Undergraduates often wish our search tools were good at two things that are impossible: search for articles that explore a topic through a given theoretical framework, and find things that disagree with a given viewpoint. And yet, these tasks are fundamental to the work of negotiating their own position in the scholarly conversation on a topic.
Well, this student and I had a very interesting half-hour together. Even now, I don’t have a clue what she was writing about. It was all sciency and stuff and I am decidedly not of a scientific bent. So it was interesting to both of us to watch how we negotiated our discussion and navigation through sources and result lists. But what really interested me was our discussion about how to find opposing evidence.
We tried direct searching for the topic in general, to get a sense of how much conversation there is and to see if a few opposing views would jump out at us. They didn’t. So I asked if she had any good articles already and whether these had literature reviews, and this is where we really made progress. After I explained what a literature review was and the purpose it serves in a paper (painting a picture of the topic and positioning the author at some point within that picture), she acknowledged that there had been literature review sections, but that her authors had never said they disagreed with anyone.

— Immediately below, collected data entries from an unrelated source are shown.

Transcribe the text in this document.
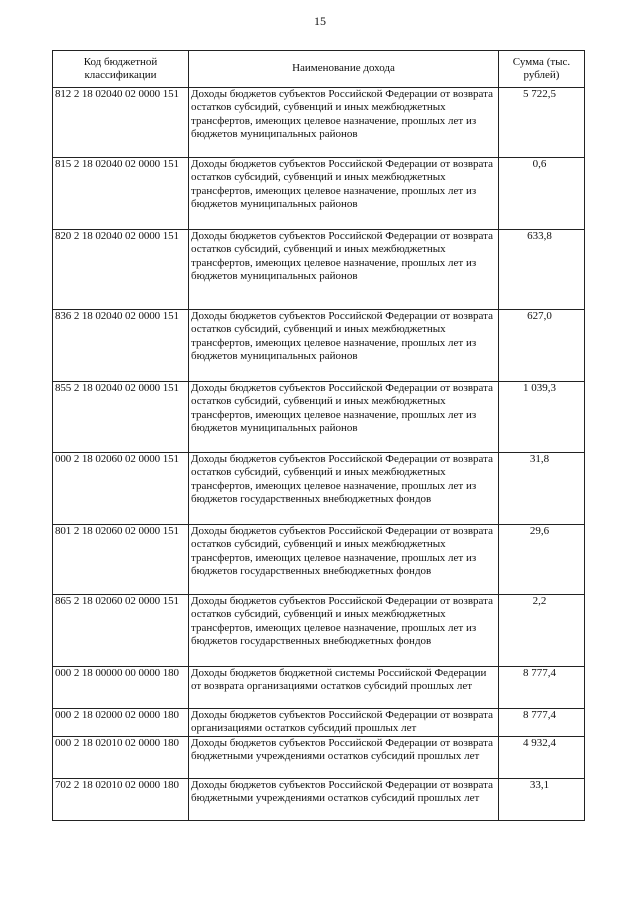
15
Код бюджетной классификации	Наименование дохода	Сумма (тыс. рублей)
812 2 18 02040 02 0000 151	Доходы бюджетов субъектов Российской Федерации от возврата остатков субсидий, субвенций и иных межбюджетных трансфертов, имеющих целевое назначение, прошлых лет из бюджетов муниципальных районов	5 722,5
815 2 18 02040 02 0000 151	Доходы бюджетов субъектов Российской Федерации от возврата остатков субсидий, субвенций и иных межбюджетных трансфертов, имеющих целевое назначение, прошлых лет из бюджетов муниципальных районов	0,6
820 2 18 02040 02 0000 151	Доходы бюджетов субъектов Российской Федерации от возврата остатков субсидий, субвенций и иных межбюджетных трансфертов, имеющих целевое назначение, прошлых лет из бюджетов муниципальных районов	633,8
836 2 18 02040 02 0000 151	Доходы бюджетов субъектов Российской Федерации от возврата остатков субсидий, субвенций и иных межбюджетных трансфертов, имеющих целевое назначение, прошлых лет из бюджетов муниципальных районов	627,0
855 2 18 02040 02 0000 151	Доходы бюджетов субъектов Российской Федерации от возврата остатков субсидий, субвенций и иных межбюджетных трансфертов, имеющих целевое назначение, прошлых лет из бюджетов муниципальных районов	1 039,3
000 2 18 02060 02 0000 151	Доходы бюджетов субъектов Российской Федерации от возврата остатков субсидий, субвенций и иных межбюджетных трансфертов, имеющих целевое назначение, прошлых лет из бюджетов государственных внебюджетных фондов	31,8
801 2 18 02060 02 0000 151	Доходы бюджетов субъектов Российской Федерации от возврата остатков субсидий, субвенций и иных межбюджетных трансфертов, имеющих целевое назначение, прошлых лет из бюджетов государственных внебюджетных фондов	29,6
865 2 18 02060 02 0000 151	Доходы бюджетов субъектов Российской Федерации от возврата остатков субсидий, субвенций и иных межбюджетных трансфертов, имеющих целевое назначение, прошлых лет из бюджетов государственных внебюджетных фондов	2,2
000 2 18 00000 00 0000 180	Доходы бюджетов бюджетной системы Российской Федерации от возврата организациями остатков субсидий прошлых лет	8 777,4
000 2 18 02000 02 0000 180	Доходы бюджетов субъектов Российской Федерации от возврата организациями остатков субсидий прошлых лет	8 777,4
000 2 18 02010 02 0000 180	Доходы бюджетов субъектов Российской Федерации от возврата бюджетными учреждениями остатков субсидий прошлых лет	4 932,4
702 2 18 02010 02 0000 180	Доходы бюджетов субъектов Российской Федерации от возврата бюджетными учреждениями остатков субсидий прошлых лет	33,1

“But did they say something like, ‘He says x and she says y but I say z‘ anywhere?” I asked.
Yes, they had.
And that’s when I realized that she didn’t understand the scholarly code for “I disagree.” As I explained that scholars often know each other, and that even if they don’t, they have to build reputations and position themselves positively within their fields, and that they therefore cast disagreement in terms of creating alternate positions based on similar evidence, the girl’s eyes got big and her mouth fell open. When I finished with, “So you see, ‘He says x and she says y but I say z‘ is code for ‘I disagree with those other people,'” the student couldn’t contain herself any longer. “This is HUGE!!” She gasped.
And suddenly a whole world of opposing evidence opened up for her, right in the literature reviews of the articles she’d already found. She was ecstatic.